In regard to tackling malodor, an easy solution is to provide a 360-degree odor control system with complementary fragrances. First, install automated motion-activated in-stall freshener dispensers to neutralize in-the-moment odors and subtly disperse an on-trend fragrance. Next, install low-splash deodorizer urinal screens to help keep urine off the restroom floor and the air smelling fresh at the same time. Finally, install a whole-room freshener dispenser to fill the entire restroom with a pleasant fragrance upon entry and exit that compliments the rest of the restroom’s odor control solutions.

Promote Sustainability

Demonstrating a commitment to sustainability affects not only how employees perceive their workplace but also their feelings about themselves. In a 2014 study, statistics portal Statista found that the majority of consumers in every age group from age 15 up strongly or completely agreed that they felt guilty when doing something that is not environmentally friendly. It follows, then, that implementing sustainable practices within the restroom enriches the experience users have.

Brown paper towels provide a visual cue that you are using a sustainable towel option, and studies show that using high-quality brown paper towels improve a user’s perception of the restroom. Coreless toilet tissue rolls, which eliminate both cardboard core waste as well as stub roll waste, are another visual cue.

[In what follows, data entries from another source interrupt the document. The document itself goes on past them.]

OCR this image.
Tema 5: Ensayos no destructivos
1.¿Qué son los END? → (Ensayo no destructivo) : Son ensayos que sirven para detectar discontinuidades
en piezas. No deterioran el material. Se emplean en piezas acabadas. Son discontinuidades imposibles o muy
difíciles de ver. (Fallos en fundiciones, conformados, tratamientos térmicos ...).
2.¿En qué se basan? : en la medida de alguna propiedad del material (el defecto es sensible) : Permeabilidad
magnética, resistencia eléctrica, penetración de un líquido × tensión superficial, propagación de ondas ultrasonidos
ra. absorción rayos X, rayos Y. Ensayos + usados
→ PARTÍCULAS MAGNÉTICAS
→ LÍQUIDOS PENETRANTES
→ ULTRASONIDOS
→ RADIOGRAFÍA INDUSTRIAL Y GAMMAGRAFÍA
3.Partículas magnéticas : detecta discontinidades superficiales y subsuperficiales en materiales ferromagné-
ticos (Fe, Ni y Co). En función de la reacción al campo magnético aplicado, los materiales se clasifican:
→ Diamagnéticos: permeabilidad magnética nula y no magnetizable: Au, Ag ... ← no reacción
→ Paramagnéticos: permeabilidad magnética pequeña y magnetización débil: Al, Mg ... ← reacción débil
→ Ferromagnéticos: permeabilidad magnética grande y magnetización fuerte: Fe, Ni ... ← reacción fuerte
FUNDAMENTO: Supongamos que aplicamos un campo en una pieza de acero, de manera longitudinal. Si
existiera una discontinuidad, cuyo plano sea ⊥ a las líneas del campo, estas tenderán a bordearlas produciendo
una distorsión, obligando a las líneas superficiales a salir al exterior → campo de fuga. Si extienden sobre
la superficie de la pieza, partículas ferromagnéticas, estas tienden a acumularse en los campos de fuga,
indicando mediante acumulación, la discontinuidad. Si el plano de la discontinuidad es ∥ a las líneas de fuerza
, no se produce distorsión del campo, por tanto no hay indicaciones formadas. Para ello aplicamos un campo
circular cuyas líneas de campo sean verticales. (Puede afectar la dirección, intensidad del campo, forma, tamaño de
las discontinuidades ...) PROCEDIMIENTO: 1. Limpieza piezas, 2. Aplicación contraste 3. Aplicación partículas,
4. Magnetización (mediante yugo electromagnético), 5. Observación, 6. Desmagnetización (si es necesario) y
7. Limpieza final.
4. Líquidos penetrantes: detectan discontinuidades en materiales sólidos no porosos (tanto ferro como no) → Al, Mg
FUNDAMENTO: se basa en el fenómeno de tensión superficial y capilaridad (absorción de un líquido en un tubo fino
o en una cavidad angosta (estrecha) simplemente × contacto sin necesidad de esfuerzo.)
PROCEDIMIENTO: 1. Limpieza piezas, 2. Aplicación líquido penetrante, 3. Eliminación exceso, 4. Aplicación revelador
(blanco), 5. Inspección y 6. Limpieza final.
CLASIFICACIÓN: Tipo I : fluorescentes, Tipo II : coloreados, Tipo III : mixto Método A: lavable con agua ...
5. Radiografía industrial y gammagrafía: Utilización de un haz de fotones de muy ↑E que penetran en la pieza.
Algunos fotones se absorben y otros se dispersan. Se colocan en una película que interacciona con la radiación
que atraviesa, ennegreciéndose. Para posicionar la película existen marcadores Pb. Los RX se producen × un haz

Additional sustainability considerations include using automatic paper towel dispensers that control dispensing, including sheet length, to discourage users from taking more towel than is needed; and installing automated foam soap dispensers with high-quality soap to help optimize the total amount of soap users consume when washing their hands, thereby reducing waste. 

Why It Matters

The Gallup study referenced earlier found that disengaged employees cost the U.S. between $450 billion to $550 billion per year. Providing your employees with a more positive restroom experience seems like one simple and affordable way to help create the kind of workplace that will positively impact recruitment, retention and your bottom line.